“Oh, please! please!” began Mary, “I shall not see him when he comes back!”

“If you can’t behave properly when he does come,” said Richard, “there is no use in being there.”

“Remember, Ritchie,” said Ethel, thinking him severe, “she has not been well this long time.”

Mary began to plead, but, with his own pretty persuasive manner, he took her by the hand, and drew her into his room; and when he came down, after an interval, it was to check Blanche, who would have gone up to interrupt her with queries about the perpetual blue merino. He sat down with Blanche on the staircase window-seat, and did not let her go till he had gently talked her out of flighty spirits into the soberness of thankfulness.

Ethel, meanwhile, had still done nothing but stray about, long for loneliness, find herself too unsteady to finish her letters to Flora and Tom; and, while she tried to make Gertrude think Harry a pleasant acquisition, she hated her own wild heart, that could not rejoice, nor give thanks, aright.
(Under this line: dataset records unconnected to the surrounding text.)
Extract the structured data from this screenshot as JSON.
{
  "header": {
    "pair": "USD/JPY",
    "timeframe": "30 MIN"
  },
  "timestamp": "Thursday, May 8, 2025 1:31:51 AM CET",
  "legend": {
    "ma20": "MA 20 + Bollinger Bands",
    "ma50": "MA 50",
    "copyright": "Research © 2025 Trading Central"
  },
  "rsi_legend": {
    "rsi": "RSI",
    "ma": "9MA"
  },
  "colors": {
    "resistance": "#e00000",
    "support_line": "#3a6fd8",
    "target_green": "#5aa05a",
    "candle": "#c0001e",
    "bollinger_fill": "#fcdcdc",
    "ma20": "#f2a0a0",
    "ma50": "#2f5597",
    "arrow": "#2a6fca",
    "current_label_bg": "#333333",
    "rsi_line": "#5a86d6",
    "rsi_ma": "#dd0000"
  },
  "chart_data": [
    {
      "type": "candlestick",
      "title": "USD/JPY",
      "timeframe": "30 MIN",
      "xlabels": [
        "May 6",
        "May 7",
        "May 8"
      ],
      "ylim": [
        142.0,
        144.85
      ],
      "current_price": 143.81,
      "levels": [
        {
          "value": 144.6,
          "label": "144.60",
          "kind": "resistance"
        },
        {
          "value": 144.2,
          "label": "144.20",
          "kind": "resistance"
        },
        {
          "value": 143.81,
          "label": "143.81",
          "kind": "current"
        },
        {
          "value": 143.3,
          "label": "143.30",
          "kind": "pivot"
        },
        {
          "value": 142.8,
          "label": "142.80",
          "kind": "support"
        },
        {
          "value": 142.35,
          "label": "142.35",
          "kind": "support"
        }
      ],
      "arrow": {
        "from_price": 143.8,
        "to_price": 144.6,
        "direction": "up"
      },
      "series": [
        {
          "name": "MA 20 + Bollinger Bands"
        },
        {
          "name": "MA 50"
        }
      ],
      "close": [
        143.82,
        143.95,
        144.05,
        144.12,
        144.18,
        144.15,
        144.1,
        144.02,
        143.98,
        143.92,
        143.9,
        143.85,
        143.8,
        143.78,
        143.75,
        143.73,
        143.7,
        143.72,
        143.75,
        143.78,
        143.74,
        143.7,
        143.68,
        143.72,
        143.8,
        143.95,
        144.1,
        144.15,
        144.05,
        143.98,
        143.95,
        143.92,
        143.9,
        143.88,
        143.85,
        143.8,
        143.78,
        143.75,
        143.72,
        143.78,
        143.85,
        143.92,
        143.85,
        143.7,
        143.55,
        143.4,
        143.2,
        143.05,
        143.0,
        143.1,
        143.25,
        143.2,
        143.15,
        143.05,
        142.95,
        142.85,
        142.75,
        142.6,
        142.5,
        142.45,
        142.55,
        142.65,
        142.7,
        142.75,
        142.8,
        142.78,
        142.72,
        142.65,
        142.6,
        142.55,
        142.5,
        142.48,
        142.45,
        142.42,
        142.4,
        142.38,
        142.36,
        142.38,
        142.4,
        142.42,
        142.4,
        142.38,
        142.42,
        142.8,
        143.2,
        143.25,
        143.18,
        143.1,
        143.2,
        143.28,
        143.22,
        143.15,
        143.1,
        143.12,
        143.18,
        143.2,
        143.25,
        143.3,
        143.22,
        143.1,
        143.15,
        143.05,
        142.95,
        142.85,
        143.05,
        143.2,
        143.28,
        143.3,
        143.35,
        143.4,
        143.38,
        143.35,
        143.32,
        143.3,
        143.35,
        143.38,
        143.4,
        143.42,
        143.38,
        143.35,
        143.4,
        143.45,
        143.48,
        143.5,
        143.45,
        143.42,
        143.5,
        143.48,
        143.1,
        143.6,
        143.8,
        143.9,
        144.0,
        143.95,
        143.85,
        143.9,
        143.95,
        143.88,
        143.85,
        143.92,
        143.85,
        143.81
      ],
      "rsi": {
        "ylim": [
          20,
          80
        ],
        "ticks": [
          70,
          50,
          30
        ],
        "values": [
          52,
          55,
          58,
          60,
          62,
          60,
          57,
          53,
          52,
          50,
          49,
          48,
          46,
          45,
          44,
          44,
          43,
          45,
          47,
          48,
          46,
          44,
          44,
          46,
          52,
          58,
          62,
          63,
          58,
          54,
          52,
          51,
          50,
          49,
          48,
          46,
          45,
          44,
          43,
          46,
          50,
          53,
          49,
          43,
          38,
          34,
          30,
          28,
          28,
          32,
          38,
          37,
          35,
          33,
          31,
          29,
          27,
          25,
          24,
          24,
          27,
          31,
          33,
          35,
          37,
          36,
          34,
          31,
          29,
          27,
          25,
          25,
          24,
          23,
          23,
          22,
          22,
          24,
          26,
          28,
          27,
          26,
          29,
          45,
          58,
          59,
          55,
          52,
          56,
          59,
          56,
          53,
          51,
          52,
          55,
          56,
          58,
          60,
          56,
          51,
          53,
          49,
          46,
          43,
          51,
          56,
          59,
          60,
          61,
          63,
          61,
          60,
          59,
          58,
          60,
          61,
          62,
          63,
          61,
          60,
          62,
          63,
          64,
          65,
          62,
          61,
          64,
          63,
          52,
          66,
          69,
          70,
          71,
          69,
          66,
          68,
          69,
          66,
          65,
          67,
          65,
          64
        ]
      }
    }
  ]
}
By and by Mary came down, with her bonnet on, quite quiet now. “I am going to church with Ritchie,” she said. Ethel caught at the notion, and it spread through the house. Dr May, who just then came in with his two sons, looked at Harry, saying, “What do you think of it? Shall we go, my boy?” And Harry, as soon as he understood, declared that he should like nothing better. It seemed what they all needed, even Aubrey and Gertrude begged to come, and, when the solemn old minster was above their heads, and the hallowed stillness around them, the tightened sense of half-realised joy began to find relief in the chant of glory. The voices of the sanctuary, ever uplifting notes of praise, seemed to gather together and soften their emotions; and agitation was soothed away, and all that was oppressive and tumultuous gave place to sweet peace and thankfulness. Ethel dimly remembered the like sense of relief, when her mother had hushed her wild ecstasy, while sympathising with her joy. Richard could not trust his voice, but Mr. Wilmot offered the special thanksgiving.
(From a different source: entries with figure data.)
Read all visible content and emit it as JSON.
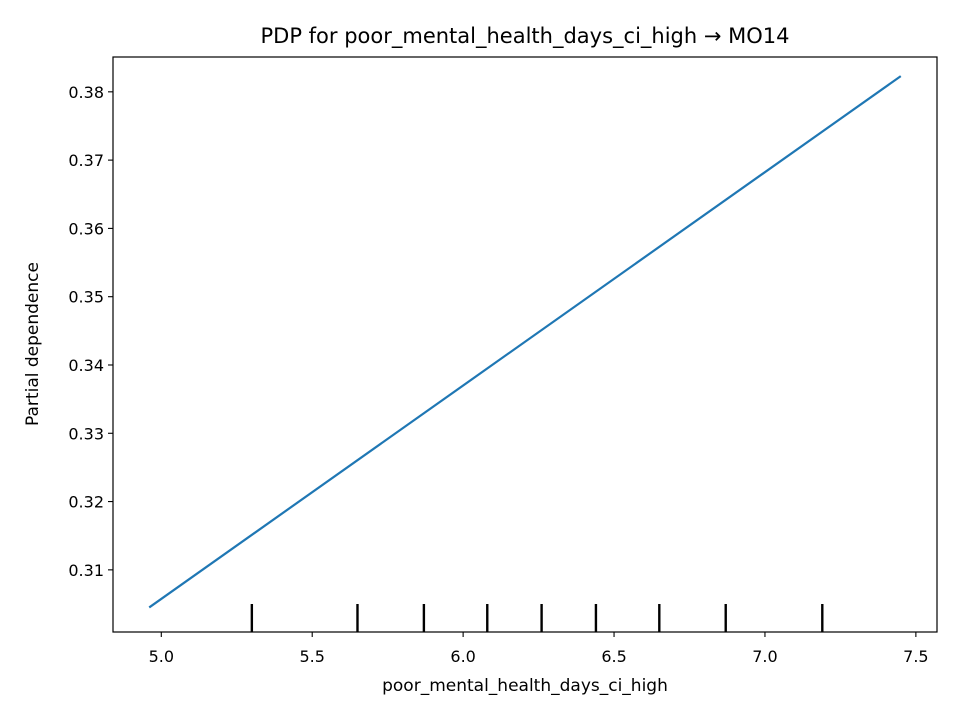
{
  "chart_data": {
    "type": "line",
    "title": "PDP for poor_mental_health_days_ci_high → MO14",
    "xlabel": "poor_mental_health_days_ci_high",
    "ylabel": "Partial dependence",
    "xlim": [
      4.84,
      7.57
    ],
    "ylim": [
      0.3009,
      0.3851
    ],
    "x_ticks": [
      5.0,
      5.5,
      6.0,
      6.5,
      7.0,
      7.5
    ],
    "x_tick_labels": [
      "5.0",
      "5.5",
      "6.0",
      "6.5",
      "7.0",
      "7.5"
    ],
    "y_ticks": [
      0.31,
      0.32,
      0.33,
      0.34,
      0.35,
      0.36,
      0.37,
      0.38
    ],
    "y_tick_labels": [
      "0.31",
      "0.32",
      "0.33",
      "0.34",
      "0.35",
      "0.36",
      "0.37",
      "0.38"
    ],
    "grid": false,
    "series": [
      {
        "color": "#1f77b4",
        "x": [
          4.96,
          7.45
        ],
        "y": [
          0.3045,
          0.3823
        ]
      }
    ],
    "deciles": [
      5.3,
      5.65,
      5.87,
      6.08,
      6.26,
      6.44,
      6.65,
      6.87,
      7.19
    ],
    "decile_color": "#000000"
  }
}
Harry was, indeed, “at home,” and his tears fell fast over his book, as he heard his father’s “Amen,” so fervent and so deep; and he gazed up and around, with fond and earnest looks, as thoughts and resolutions, formed there of old, came gathering thick upon him. And there little Gertrude seemed first to accept him. She whispered to her papa, as they stood up to go away, that it was very good in God Almighty to have sent Harry home; and, as they left the cloister, she slipped into Harry’s hand a daisy from the grave, such a gift as she had never carried to any one else, save her father and Margaret, and she shrank no longer from being lifted up in his arms, and carried home through the twilight street.

He hurried into the drawing-room, and was heard declaring that all was right, for Margaret was on the sofa; but he stopped short, grieved at her altered looks. She smiled as he stooped to kiss her, and then made him stand erect, and measure himself against Norman, whose height he had almost reached. The little curly midshipman had come back, as nurse said, “a fine-growed young man,” his rosy cheeks, brown and ruddy, and his countenance—

“You are much more like papa and Norman than I thought you would be,” said Margaret.

“He has left his snub nose and yellow locks behind,” said his father; “though the shaggy mane seems to remain. I believe lions grow darker with age. So there stand June and July together again!”